In Alliant Techsystems, Inc. v. MidOcean Bushnell Holdings, L.P., C.A. No.9813-CB (Del. Ch. Apr. 24, 2015, rev. Apr. 27, 2015), the Delaware Court of Chancery held that an exclusive remedy clause in a stock purchase agreement did not require the parties to submit their dispute over the accounting methodology used to calculate the net working capital of the seller at closing to a court for resolution under the indemnification provisions in the SPA. Rather, the Court held that an accounting firm must resolve the parties’ dispute under a separate exclusive remedy provision. The Court’s decision meant that the buyer had recourse to a larger pool of funds from which it could potentially satisfy its purchase price adjustment claim following closing.
In 2013, Alliant Techsystems Inc. (“Alliant”) acquired Bushnell Group Holdings, Inc. (“Bushnell”) from MidOcean Bushnell Holdings, L.P. (“MidOcean”) for approximately $985 million (including debt), subject to certain post-closing, purchase price adjustments under the terms of the SPA. The SPA contained two “sole and exclusive” remedy provisions. Specifically, Section 2.4 of the SPA (1) required the parties to use an independent accounting firm to resolve disputes concerning adjustments to the estimated purchase price, (2) capped claims relating to purchase price adjustments at approximately $12 million, and (3) provided that the “procedures set forth in this Section 2.4 for resolving disputes with respect to the Proposed Closing Date Calculations shall be the sole and exclusive method for resolving any Disputed Items….” On the other hand, Article IX governed claims for indemnification for breaches of representations and warranties, required such disputes to be submitted to a court of competent jurisdiction for resolution and imposed a lower cap of approximately $7 million on either party’s ability to recover damages for such breaches. Section 9.5 contained an exception for matters falling within Section 2.4’s purchase price adjustment procedures:
The sole and exclusive remedy of each Buyer Indemnified Party and Seller Indemnified Party as against any Indemnifying Party, with respect to all claims of any nature whatsoever relating to the Transactions, including any breach of any representation, warranty, covenant or agreement contained in this Agreement, shall be pursuant to and limited by the indemnification provisions set forth in this Article IX, it being understood that … nothing in this sentence shall operate to interfere with or impede the operation of the provisions of Section 2.4.
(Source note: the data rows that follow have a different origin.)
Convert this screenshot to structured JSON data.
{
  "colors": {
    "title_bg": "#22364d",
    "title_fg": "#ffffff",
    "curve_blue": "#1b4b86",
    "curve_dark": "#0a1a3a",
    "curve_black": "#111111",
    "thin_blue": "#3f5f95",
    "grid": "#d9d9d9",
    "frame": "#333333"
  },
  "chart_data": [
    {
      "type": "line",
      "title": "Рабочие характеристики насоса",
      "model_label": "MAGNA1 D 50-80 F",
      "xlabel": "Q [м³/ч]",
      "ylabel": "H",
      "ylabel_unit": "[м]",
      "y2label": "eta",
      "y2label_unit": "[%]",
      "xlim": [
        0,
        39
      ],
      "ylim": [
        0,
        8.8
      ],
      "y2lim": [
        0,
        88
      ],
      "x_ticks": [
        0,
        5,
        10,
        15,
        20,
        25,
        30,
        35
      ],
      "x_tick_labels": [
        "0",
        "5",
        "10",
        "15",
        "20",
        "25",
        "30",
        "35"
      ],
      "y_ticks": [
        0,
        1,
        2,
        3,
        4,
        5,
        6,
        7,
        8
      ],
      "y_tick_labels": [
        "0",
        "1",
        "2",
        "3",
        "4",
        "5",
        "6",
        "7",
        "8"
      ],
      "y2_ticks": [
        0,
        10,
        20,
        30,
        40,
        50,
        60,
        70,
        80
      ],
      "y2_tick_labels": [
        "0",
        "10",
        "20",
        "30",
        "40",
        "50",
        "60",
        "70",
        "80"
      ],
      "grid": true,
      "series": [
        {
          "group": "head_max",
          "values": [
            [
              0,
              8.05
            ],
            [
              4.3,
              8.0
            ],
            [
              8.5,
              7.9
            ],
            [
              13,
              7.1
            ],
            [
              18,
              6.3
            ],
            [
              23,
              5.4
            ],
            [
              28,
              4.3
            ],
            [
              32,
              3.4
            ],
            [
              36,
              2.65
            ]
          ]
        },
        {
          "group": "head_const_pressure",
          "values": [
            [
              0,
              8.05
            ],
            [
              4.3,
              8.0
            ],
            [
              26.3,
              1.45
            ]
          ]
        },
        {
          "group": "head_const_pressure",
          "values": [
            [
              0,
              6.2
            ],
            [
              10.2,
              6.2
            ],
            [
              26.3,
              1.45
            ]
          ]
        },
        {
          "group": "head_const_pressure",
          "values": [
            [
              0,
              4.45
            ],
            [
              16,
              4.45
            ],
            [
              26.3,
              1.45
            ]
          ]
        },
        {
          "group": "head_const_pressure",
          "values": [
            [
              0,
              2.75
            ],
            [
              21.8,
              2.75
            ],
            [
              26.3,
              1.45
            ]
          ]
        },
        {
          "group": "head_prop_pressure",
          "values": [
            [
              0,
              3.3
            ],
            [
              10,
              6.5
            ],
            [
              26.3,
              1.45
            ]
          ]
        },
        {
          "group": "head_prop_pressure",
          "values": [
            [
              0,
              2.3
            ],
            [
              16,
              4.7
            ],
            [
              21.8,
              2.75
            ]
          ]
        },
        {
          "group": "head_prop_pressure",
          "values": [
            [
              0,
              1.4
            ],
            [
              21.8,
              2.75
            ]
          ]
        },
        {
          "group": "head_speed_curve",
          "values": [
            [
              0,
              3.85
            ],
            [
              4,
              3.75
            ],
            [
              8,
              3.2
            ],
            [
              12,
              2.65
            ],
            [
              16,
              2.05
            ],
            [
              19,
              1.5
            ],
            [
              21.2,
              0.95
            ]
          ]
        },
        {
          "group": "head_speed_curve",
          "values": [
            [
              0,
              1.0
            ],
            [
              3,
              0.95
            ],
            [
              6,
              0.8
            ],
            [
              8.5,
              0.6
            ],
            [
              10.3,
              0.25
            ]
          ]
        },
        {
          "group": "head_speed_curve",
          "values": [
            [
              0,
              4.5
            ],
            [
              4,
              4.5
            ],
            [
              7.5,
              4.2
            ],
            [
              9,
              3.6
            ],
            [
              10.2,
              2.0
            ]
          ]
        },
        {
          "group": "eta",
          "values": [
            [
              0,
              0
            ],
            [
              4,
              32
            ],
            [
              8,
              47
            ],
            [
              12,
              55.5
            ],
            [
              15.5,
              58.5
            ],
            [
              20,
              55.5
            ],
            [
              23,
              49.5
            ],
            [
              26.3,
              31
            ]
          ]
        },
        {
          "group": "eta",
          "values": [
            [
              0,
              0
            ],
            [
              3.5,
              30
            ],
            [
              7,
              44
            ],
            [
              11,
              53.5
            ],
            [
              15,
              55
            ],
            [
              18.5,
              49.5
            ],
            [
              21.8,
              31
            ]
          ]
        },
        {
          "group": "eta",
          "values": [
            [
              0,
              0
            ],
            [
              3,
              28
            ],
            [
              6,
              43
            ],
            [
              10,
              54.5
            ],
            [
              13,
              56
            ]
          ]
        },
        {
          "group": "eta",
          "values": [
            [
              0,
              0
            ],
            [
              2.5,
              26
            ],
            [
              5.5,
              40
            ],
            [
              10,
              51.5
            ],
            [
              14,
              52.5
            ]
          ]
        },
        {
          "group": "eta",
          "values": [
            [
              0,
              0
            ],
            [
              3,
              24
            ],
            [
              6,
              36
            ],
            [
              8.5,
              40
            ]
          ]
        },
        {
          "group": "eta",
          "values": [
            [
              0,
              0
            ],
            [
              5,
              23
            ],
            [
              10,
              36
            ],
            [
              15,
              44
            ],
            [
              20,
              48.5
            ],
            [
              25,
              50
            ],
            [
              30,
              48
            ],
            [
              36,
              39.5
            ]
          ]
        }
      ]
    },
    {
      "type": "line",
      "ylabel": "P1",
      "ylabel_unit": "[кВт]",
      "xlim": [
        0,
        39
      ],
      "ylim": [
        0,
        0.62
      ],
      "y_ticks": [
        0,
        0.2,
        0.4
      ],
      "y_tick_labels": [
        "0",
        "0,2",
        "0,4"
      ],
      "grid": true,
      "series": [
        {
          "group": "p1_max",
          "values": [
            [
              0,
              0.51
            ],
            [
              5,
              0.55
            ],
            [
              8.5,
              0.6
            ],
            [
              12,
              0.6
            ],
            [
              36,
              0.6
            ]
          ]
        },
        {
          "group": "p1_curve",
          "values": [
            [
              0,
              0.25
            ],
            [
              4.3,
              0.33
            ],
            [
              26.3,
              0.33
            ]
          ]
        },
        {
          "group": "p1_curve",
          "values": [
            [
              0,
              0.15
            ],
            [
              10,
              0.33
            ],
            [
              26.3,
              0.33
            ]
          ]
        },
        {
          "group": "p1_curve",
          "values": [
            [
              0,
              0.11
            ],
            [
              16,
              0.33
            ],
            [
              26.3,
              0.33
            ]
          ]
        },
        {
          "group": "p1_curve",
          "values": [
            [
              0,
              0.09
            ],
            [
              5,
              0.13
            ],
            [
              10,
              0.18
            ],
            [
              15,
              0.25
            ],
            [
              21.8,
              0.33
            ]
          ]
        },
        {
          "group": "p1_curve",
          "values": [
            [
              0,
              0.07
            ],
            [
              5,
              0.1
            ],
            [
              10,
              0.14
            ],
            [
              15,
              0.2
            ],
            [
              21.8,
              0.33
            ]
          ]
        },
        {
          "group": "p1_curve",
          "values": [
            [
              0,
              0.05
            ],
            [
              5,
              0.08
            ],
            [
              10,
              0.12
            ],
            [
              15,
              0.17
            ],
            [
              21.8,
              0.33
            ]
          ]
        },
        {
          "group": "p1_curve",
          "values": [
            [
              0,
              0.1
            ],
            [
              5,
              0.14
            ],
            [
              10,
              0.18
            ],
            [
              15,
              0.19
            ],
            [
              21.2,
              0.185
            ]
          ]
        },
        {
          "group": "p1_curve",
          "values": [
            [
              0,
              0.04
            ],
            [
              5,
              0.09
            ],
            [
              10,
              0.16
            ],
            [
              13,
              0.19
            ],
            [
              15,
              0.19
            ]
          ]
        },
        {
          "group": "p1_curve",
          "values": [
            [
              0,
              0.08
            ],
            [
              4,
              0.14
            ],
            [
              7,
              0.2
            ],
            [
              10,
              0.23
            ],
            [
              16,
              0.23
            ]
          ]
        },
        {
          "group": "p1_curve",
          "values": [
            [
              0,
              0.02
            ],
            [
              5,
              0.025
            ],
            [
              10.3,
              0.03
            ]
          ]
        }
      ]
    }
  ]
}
Slip op. at 8. One of the components of the purchase price subject to the SPA’s adjustment mechanism was Bushnell’s net working capital. After the acquisition closed, Alliant delivered to MidOcean its calculations of net working capital under which MidOcean owed Alliant approximately $26 million. The parties later agreed that the dispute was over $22 million. However, MidOcean took the position that Alliant’s claim for a purchase price adjustment arising from net working capital effectively constituted a claim that Bushnell breached its representations and warranties regarding the methodologies used by Bushnell in the preparation of its financial statements and had to be adjudicated by a court under the indemnification provisions in the SPA.
In this action, Alliant sought specific performance of MidOcean’s obligation to submit the dispute to an independent accounting firm in accordance with the SPA’s purchase price adjustment provisions. MidOcean counterclaimed and sought a declaration that the dispute must be adjudicated by a court under Section 9.5 of the SPA. The Court ruled in favor of Alliant and ordered MidOcean to submit the dispute to an independent accounting firm in accordance with the SPA’s purchase price adjustment provisions. In reaching its decision, the Court focused on the qualification in the indemnification provisions’ “exclusive remedy” clause that: “nothing [therein] shall operate to interfere with or impede the operation of the provisions of Section 2.4.” The Court read the qualification as requiring disputes over purchase price adjustment provisions to be resolved in accordance with Section 2.4 of the SPA even where the matters underlying the parties’ dispute could also form the basis for a claim under the SPA’s indemnification provisions.